According to the Mordor Intelligence report, smart labels are “playing a vital role in the marketing and advertising of consumer products.” The labels can provide product information, as well as analyze consumer-buying patterns, it notes.
“Cost-cutting over the supply chain, to be closer to the nearest level of efficiency, by manufacturers, has been a critical factor that has augmented the demand and prompted the proactive adoption of these solutions to gain the first-mover advantage in the individual end-user industry,” the report states.
Near field communication (NFC) is another technology that can be used in conjunction with smart labels, Garza notes.

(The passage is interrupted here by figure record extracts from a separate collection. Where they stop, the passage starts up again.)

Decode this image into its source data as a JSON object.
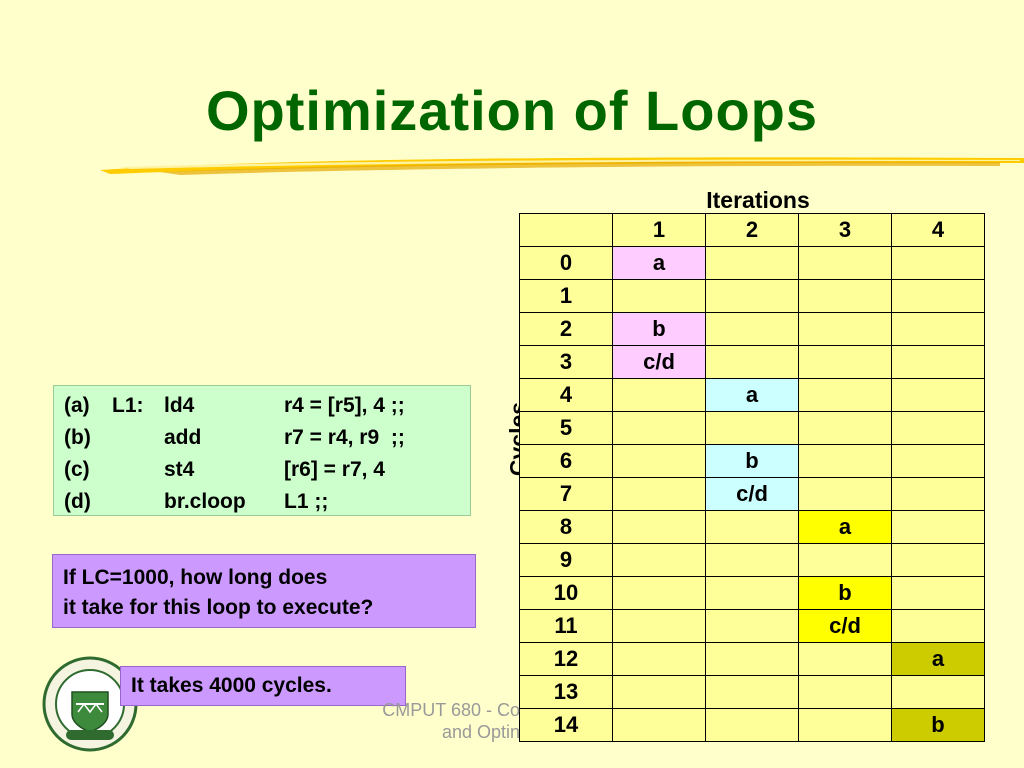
{
  "title": "Optimization of Loops",
  "table": {
    "top_label": "Iterations",
    "side_label": "Cycles",
    "header": [
      "",
      "1",
      "2",
      "3",
      "4"
    ],
    "rows": [
      [
        "0",
        "a",
        "",
        "",
        ""
      ],
      [
        "1",
        "",
        "",
        "",
        ""
      ],
      [
        "2",
        "b",
        "",
        "",
        ""
      ],
      [
        "3",
        "c/d",
        "",
        "",
        ""
      ],
      [
        "4",
        "",
        "a",
        "",
        ""
      ],
      [
        "5",
        "",
        "",
        "",
        ""
      ],
      [
        "6",
        "",
        "b",
        "",
        ""
      ],
      [
        "7",
        "",
        "c/d",
        "",
        ""
      ],
      [
        "8",
        "",
        "",
        "a",
        ""
      ],
      [
        "9",
        "",
        "",
        "",
        ""
      ],
      [
        "10",
        "",
        "",
        "b",
        ""
      ],
      [
        "11",
        "",
        "",
        "c/d",
        ""
      ],
      [
        "12",
        "",
        "",
        "",
        "a"
      ],
      [
        "13",
        "",
        "",
        "",
        ""
      ],
      [
        "14",
        "",
        "",
        "",
        "b"
      ]
    ],
    "colors": {
      "cell": "#ffff99",
      "iter1": "#ffccff",
      "iter2": "#ccffff",
      "iter3": "#ffff00",
      "iter4": "#cccc00"
    }
  },
  "code": [
    [
      "(a)",
      "L1:",
      "ld4",
      "r4 = [r5], 4 ;;"
    ],
    [
      "(b)",
      "",
      "add",
      "r7 = r4, r9  ;;"
    ],
    [
      "(c)",
      "",
      "st4",
      "[r6] = r7, 4"
    ],
    [
      "(d)",
      "",
      "br.cloop",
      "L1 ;;"
    ]
  ],
  "question": [
    "If LC=1000, how long does",
    "it take for this loop to execute?"
  ],
  "answer": "It takes 4000 cycles.",
  "footer": [
    "CMPUT 680 - Co",
    "and Optin"
  ]
}
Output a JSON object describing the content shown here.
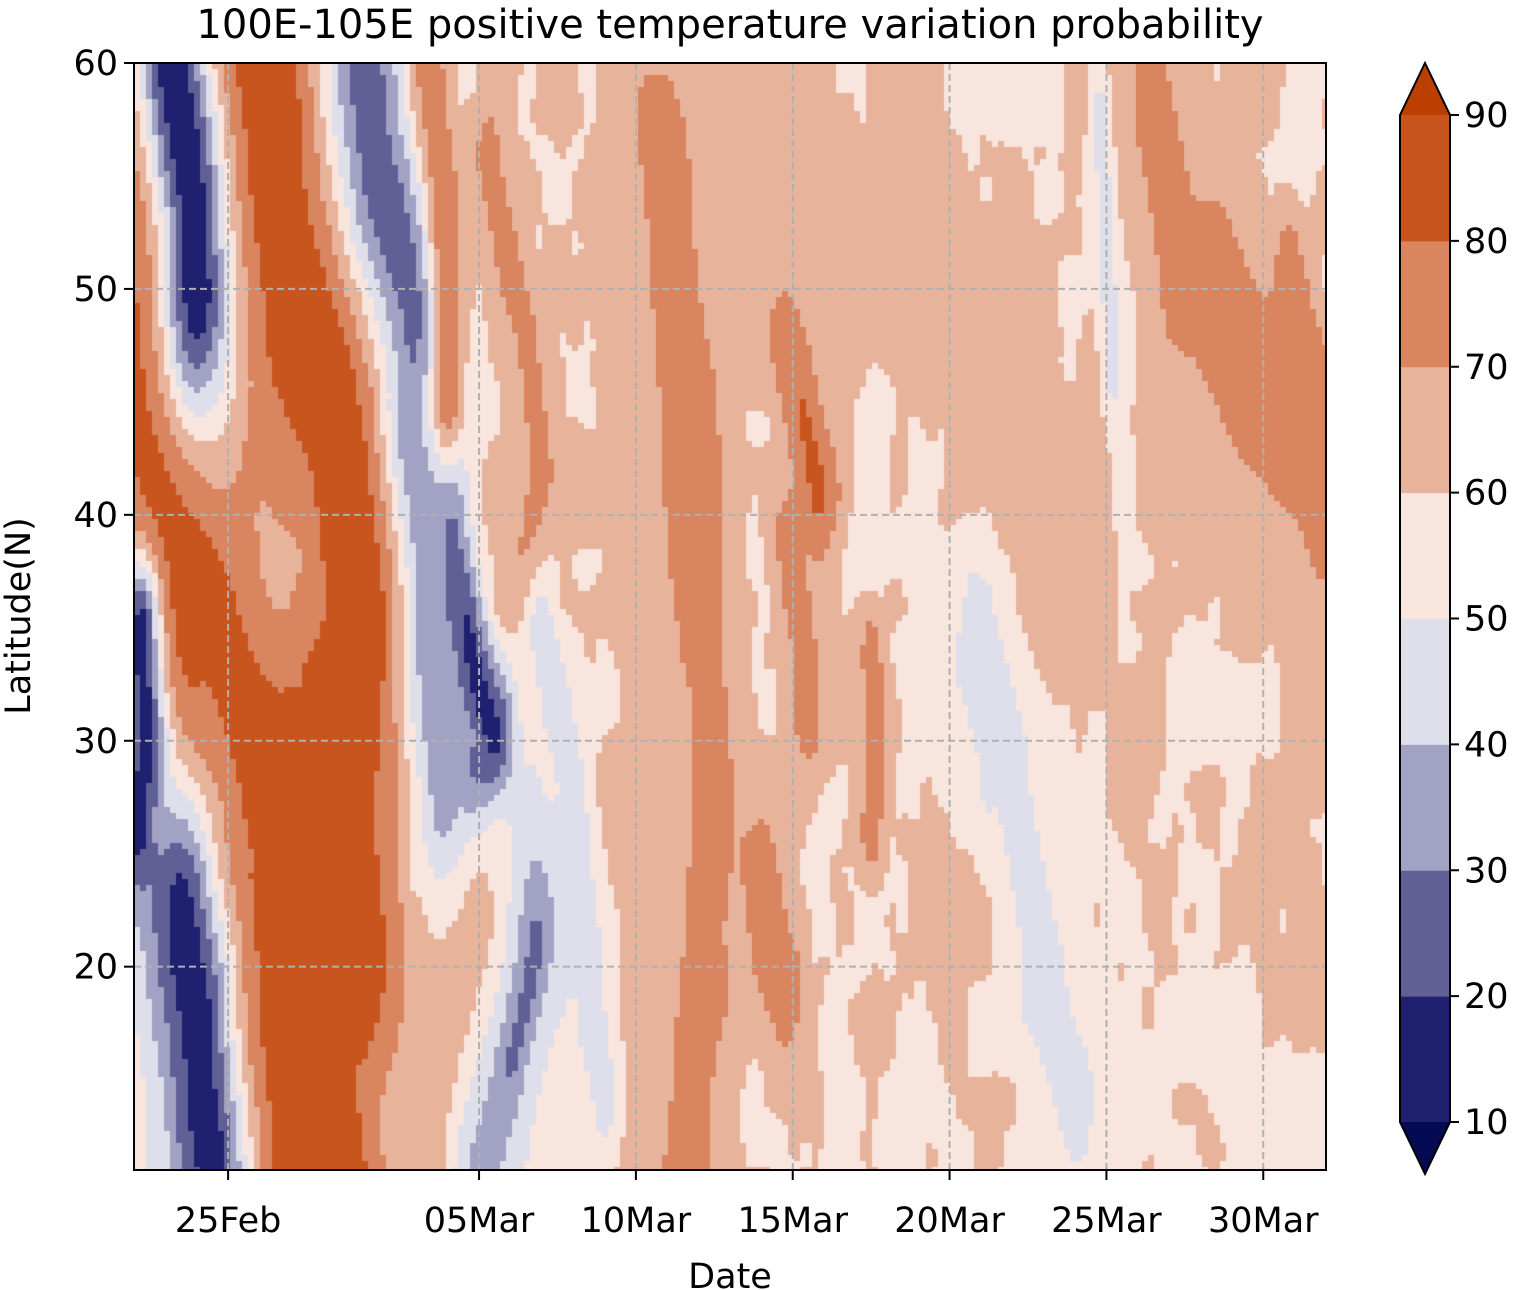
{
  "chart_data": {
    "type": "heatmap",
    "title": "100E-105E positive temperature variation probability",
    "xlabel": "Date",
    "ylabel": "Latitude(N)",
    "x_unit": "day",
    "x_start": "22Feb",
    "x_range_days": [
      22,
      60
    ],
    "x_ticks": [
      {
        "label": "25Feb",
        "day": 25
      },
      {
        "label": "05Mar",
        "day": 33
      },
      {
        "label": "10Mar",
        "day": 38
      },
      {
        "label": "15Mar",
        "day": 43
      },
      {
        "label": "20Mar",
        "day": 48
      },
      {
        "label": "25Mar",
        "day": 53
      },
      {
        "label": "30Mar",
        "day": 58
      }
    ],
    "ylim": [
      11,
      60
    ],
    "y_ticks": [
      {
        "label": "20",
        "value": 20
      },
      {
        "label": "30",
        "value": 30
      },
      {
        "label": "40",
        "value": 40
      },
      {
        "label": "50",
        "value": 50
      },
      {
        "label": "60",
        "value": 60
      }
    ],
    "grid": true,
    "colorbar": {
      "levels": [
        10,
        20,
        30,
        40,
        50,
        60,
        70,
        80,
        90
      ],
      "tick_labels": [
        "10",
        "20",
        "30",
        "40",
        "50",
        "60",
        "70",
        "80",
        "90"
      ],
      "extend": "both",
      "colors": [
        "#050a55",
        "#1f2070",
        "#606096",
        "#a2a2c4",
        "#dedfea",
        "#f8e5de",
        "#e8b39b",
        "#d98560",
        "#c8551e",
        "#bb3f00"
      ]
    },
    "features": [
      {
        "kind": "band",
        "value": 85,
        "points": [
          [
            22.3,
            60
          ],
          [
            22.3,
            45
          ],
          [
            23.2,
            40
          ],
          [
            24.5,
            35
          ],
          [
            26,
            28
          ],
          [
            27,
            25
          ],
          [
            29,
            22
          ],
          [
            30.5,
            12
          ],
          [
            30.8,
            11
          ],
          [
            26,
            11
          ],
          [
            25.5,
            15
          ],
          [
            25.5,
            22
          ],
          [
            24.5,
            25
          ],
          [
            24,
            30
          ],
          [
            23.5,
            35
          ],
          [
            22.8,
            40
          ],
          [
            22.5,
            45
          ],
          [
            22.5,
            50
          ],
          [
            24,
            55
          ],
          [
            25,
            60
          ]
        ],
        "width": 2.2
      },
      {
        "kind": "band",
        "value": 88,
        "points": [
          [
            26.3,
            60
          ],
          [
            26.5,
            55
          ],
          [
            27,
            50
          ],
          [
            28.5,
            45
          ],
          [
            29,
            40
          ],
          [
            29.5,
            35
          ],
          [
            28.5,
            30
          ],
          [
            28,
            25
          ],
          [
            27.5,
            20
          ],
          [
            26.5,
            15
          ],
          [
            26.5,
            11
          ]
        ],
        "width": 2.6
      },
      {
        "kind": "band",
        "value": 12,
        "points": [
          [
            23.2,
            60
          ],
          [
            23.8,
            55
          ],
          [
            24,
            50
          ]
        ],
        "width": 1.6
      },
      {
        "kind": "band",
        "value": 14,
        "points": [
          [
            23.5,
            22
          ],
          [
            24,
            18
          ],
          [
            24.2,
            14
          ],
          [
            24.5,
            11
          ]
        ],
        "width": 1.8
      },
      {
        "kind": "band",
        "value": 16,
        "points": [
          [
            22.2,
            35
          ],
          [
            22.4,
            30
          ],
          [
            22.1,
            26
          ]
        ],
        "width": 0.9
      },
      {
        "kind": "band",
        "value": 24,
        "points": [
          [
            29.3,
            60
          ],
          [
            29.8,
            55
          ],
          [
            30.5,
            52
          ],
          [
            31,
            50
          ],
          [
            31.3,
            47
          ]
        ],
        "width": 1.6
      },
      {
        "kind": "band",
        "value": 12,
        "points": [
          [
            31.5,
            47
          ],
          [
            31.8,
            42
          ],
          [
            32,
            38
          ],
          [
            32.5,
            35
          ],
          [
            33,
            32
          ],
          [
            33.5,
            30
          ],
          [
            32.8,
            28
          ]
        ],
        "width": 0.85
      },
      {
        "kind": "band",
        "value": 32,
        "points": [
          [
            31.2,
            43
          ],
          [
            31.5,
            38
          ],
          [
            31.5,
            34
          ],
          [
            31.8,
            30
          ],
          [
            32,
            27
          ]
        ],
        "width": 1.4
      },
      {
        "kind": "band",
        "value": 35,
        "points": [
          [
            33,
            11
          ],
          [
            33.5,
            14
          ],
          [
            34,
            18
          ],
          [
            34.8,
            22
          ]
        ],
        "width": 1.7
      },
      {
        "kind": "band",
        "value": 25,
        "points": [
          [
            34,
            16
          ],
          [
            34.5,
            19
          ],
          [
            34.8,
            21
          ]
        ],
        "width": 0.5
      },
      {
        "kind": "band",
        "value": 77,
        "points": [
          [
            31.5,
            59
          ],
          [
            31.8,
            55
          ],
          [
            32,
            50
          ],
          [
            32,
            45
          ]
        ],
        "width": 0.9
      },
      {
        "kind": "band",
        "value": 73,
        "points": [
          [
            33.3,
            56
          ],
          [
            33.8,
            52
          ],
          [
            34.5,
            48
          ],
          [
            35,
            42
          ],
          [
            34.5,
            38
          ]
        ],
        "width": 0.9
      },
      {
        "kind": "band",
        "value": 83,
        "points": [
          [
            38.8,
            56
          ],
          [
            39.2,
            51
          ],
          [
            39.6,
            46
          ],
          [
            39.8,
            42
          ],
          [
            39.3,
            38
          ],
          [
            39.5,
            34
          ]
        ],
        "width": 0.9
      },
      {
        "kind": "band",
        "value": 75,
        "points": [
          [
            38.8,
            54
          ],
          [
            39.5,
            45
          ],
          [
            40,
            35
          ],
          [
            40.2,
            28
          ],
          [
            40,
            20
          ],
          [
            39.5,
            12
          ]
        ],
        "width": 1.9
      },
      {
        "kind": "band",
        "value": 65,
        "points": [
          [
            37.5,
            52
          ],
          [
            38,
            40
          ],
          [
            39,
            30
          ],
          [
            38.5,
            20
          ],
          [
            37.8,
            12
          ]
        ],
        "width": 1.4
      },
      {
        "kind": "band",
        "value": 83,
        "points": [
          [
            42.8,
            48
          ],
          [
            43.3,
            45
          ],
          [
            43.8,
            41
          ]
        ],
        "width": 0.9
      },
      {
        "kind": "band",
        "value": 75,
        "points": [
          [
            42.8,
            39
          ],
          [
            43.3,
            35
          ],
          [
            43.5,
            31
          ]
        ],
        "width": 0.8
      },
      {
        "kind": "band",
        "value": 75,
        "points": [
          [
            45.5,
            34
          ],
          [
            45.7,
            30
          ],
          [
            45.5,
            26
          ]
        ],
        "width": 0.7
      },
      {
        "kind": "band",
        "value": 75,
        "points": [
          [
            42,
            24
          ],
          [
            42.3,
            21
          ],
          [
            42.8,
            19
          ]
        ],
        "width": 1.0
      },
      {
        "kind": "band",
        "value": 67,
        "points": [
          [
            41,
            55
          ],
          [
            44,
            52
          ],
          [
            47,
            52
          ],
          [
            49,
            48
          ],
          [
            50,
            45
          ],
          [
            51,
            42
          ],
          [
            52,
            38
          ]
        ],
        "width": 1.6
      },
      {
        "kind": "band",
        "value": 67,
        "points": [
          [
            54,
            60
          ],
          [
            55,
            55
          ],
          [
            56,
            50
          ],
          [
            57,
            45
          ],
          [
            58,
            42
          ],
          [
            60,
            40
          ]
        ],
        "width": 2.4
      },
      {
        "kind": "band",
        "value": 77,
        "points": [
          [
            54.5,
            58
          ],
          [
            55,
            54
          ],
          [
            55.3,
            50
          ]
        ],
        "width": 0.8
      },
      {
        "kind": "band",
        "value": 77,
        "points": [
          [
            56.5,
            50
          ],
          [
            57.5,
            47
          ],
          [
            58.8,
            45
          ],
          [
            60,
            43
          ]
        ],
        "width": 1.2
      },
      {
        "kind": "band",
        "value": 77,
        "points": [
          [
            58.8,
            51
          ],
          [
            59.5,
            46
          ],
          [
            60,
            40
          ]
        ],
        "width": 0.7
      },
      {
        "kind": "band",
        "value": 46,
        "points": [
          [
            35,
            35
          ],
          [
            36,
            28
          ],
          [
            36.5,
            20
          ],
          [
            37,
            14
          ]
        ],
        "width": 0.8
      },
      {
        "kind": "band",
        "value": 46,
        "points": [
          [
            49,
            34
          ],
          [
            50,
            28
          ],
          [
            51,
            20
          ],
          [
            52,
            14
          ]
        ],
        "width": 1.3
      },
      {
        "kind": "band",
        "value": 46,
        "points": [
          [
            52.8,
            58
          ],
          [
            53,
            52
          ],
          [
            53.2,
            46
          ]
        ],
        "width": 0.5
      },
      {
        "kind": "band",
        "value": 63,
        "points": [
          [
            30.5,
            13
          ],
          [
            32,
            18
          ],
          [
            33,
            22
          ]
        ],
        "width": 1.4
      }
    ]
  }
}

“NFC is favored for brands wanting to enable consumer interaction on a one-to-one basis with their products, using their smartphone as an example,” he says. “The technology is now enabled in nearly every smartphone, and consumers are increasingly using it for contactless payments. Widening NFC to other uses — ‘tap to learn more’ — is just a matter of time.”
As for radio frequency identification (RFID), Garza says that, because it’s a one-to-many form of technology, retailers and brands can use it to “quickly capture hundreds of items in a matter of seconds.” This allows for increased inventory visibility, he adds, which can be digitized and used to optimize omnichannel shopping.
“This can help brands and retailers achieve 99% inventory accuracy, drive labor reduction, minimize out-of-stocks and, thereby, boost sales,” Garza explains.
When looking ahead at what’s next for smart labeling technology within the beverage market, Garza notes that there has been an increased adaption to the technology “as a means of pre-sales consumer interaction, tap-to-pay technologies and post-sale engagements.”
Post-sale engagements might include instructions, future incentives or coupons, customer loyalty programs, as well as brand protection with authentication, Garza says. An additional trend is using RFID for grab-and-go or walk out shopping experiences, he notes.
“The future of smart labeling technologies is an exciting one, which now opens the door for limitless applications,” Garza adds. “The beverage market is headed toward an exciting era of more data points, smarter consumers who have sustainability at the top-of-mind, and providing them with products that are best-fit to support these initiatives providing a circular economy — which, in turn, will accelerate more adoption of technologies such as NFC.”